In this interesting study, Wang and colleagues extend this paradigm by showing that in addition to a risk associated with elevated levels, a graded relation exists between levels of BNP and N-ANP “within the normal range” and the risk for cardiovascular events over an average of 5.2 years in unselected, asymptomatic patients. However, like many recently identified markers of risk, much work remains to raise the measurement of natriuretic peptides for risk stratification in asymptomatic persons to the level of routine clinical practice. First, a better understanding of the pathophysiology underpinning the risk associated with low-level elevation in asymptomatic patients, particularly those without previous cardiovascular disease, is warranted so that screening can guide additional diagnostic testing and intervention to mitigate subsequent clinical risk. Second, it must be clearly shown that population screening adds incrementally to routine clinical evaluation.
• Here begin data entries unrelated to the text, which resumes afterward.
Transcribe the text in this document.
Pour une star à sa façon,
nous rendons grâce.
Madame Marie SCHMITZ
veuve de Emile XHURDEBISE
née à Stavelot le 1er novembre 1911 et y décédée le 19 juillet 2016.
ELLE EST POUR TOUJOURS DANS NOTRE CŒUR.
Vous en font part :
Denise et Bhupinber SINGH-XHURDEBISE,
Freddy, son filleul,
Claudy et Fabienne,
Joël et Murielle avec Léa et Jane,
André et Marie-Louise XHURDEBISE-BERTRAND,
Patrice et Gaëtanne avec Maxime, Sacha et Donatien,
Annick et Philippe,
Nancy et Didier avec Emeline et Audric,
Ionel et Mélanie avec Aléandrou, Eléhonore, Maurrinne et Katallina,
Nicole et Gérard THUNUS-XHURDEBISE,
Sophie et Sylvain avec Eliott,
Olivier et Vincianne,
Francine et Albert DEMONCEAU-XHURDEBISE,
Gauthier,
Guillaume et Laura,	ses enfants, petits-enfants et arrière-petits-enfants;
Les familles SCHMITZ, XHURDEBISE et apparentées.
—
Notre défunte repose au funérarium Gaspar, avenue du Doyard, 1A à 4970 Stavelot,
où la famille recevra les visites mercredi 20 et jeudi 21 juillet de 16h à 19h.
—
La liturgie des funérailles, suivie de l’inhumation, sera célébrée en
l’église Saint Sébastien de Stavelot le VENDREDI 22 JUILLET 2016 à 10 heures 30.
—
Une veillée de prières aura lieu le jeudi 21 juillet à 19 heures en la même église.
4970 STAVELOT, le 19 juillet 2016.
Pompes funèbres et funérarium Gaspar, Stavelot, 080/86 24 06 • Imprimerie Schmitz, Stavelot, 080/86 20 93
For example, although adjusting for clinical diagnoses did not alter observed associations, readily available clinical information, such as systolic blood pressure or pulse pressure, which has a known relation with the clinical outcomes of interest, was not considered. Third, a better understanding of normal biological variability in natriuretic peptide levels in healthy persons is mandatory so that results are meaningful at the level of an individual person and useful risk stratification boundaries can be established. Finally, once these issues are clearly resolved, to be most useful to clinicians in practice, a scale of risk based on actual measured values (rather than log transformations of data) will be necessary.

Thus, despite the intriguing observations presented by Wang and colleagues, at present it is premature to consider routine screening of natriuretic peptide levels for risk stratification in asymptomatic persons.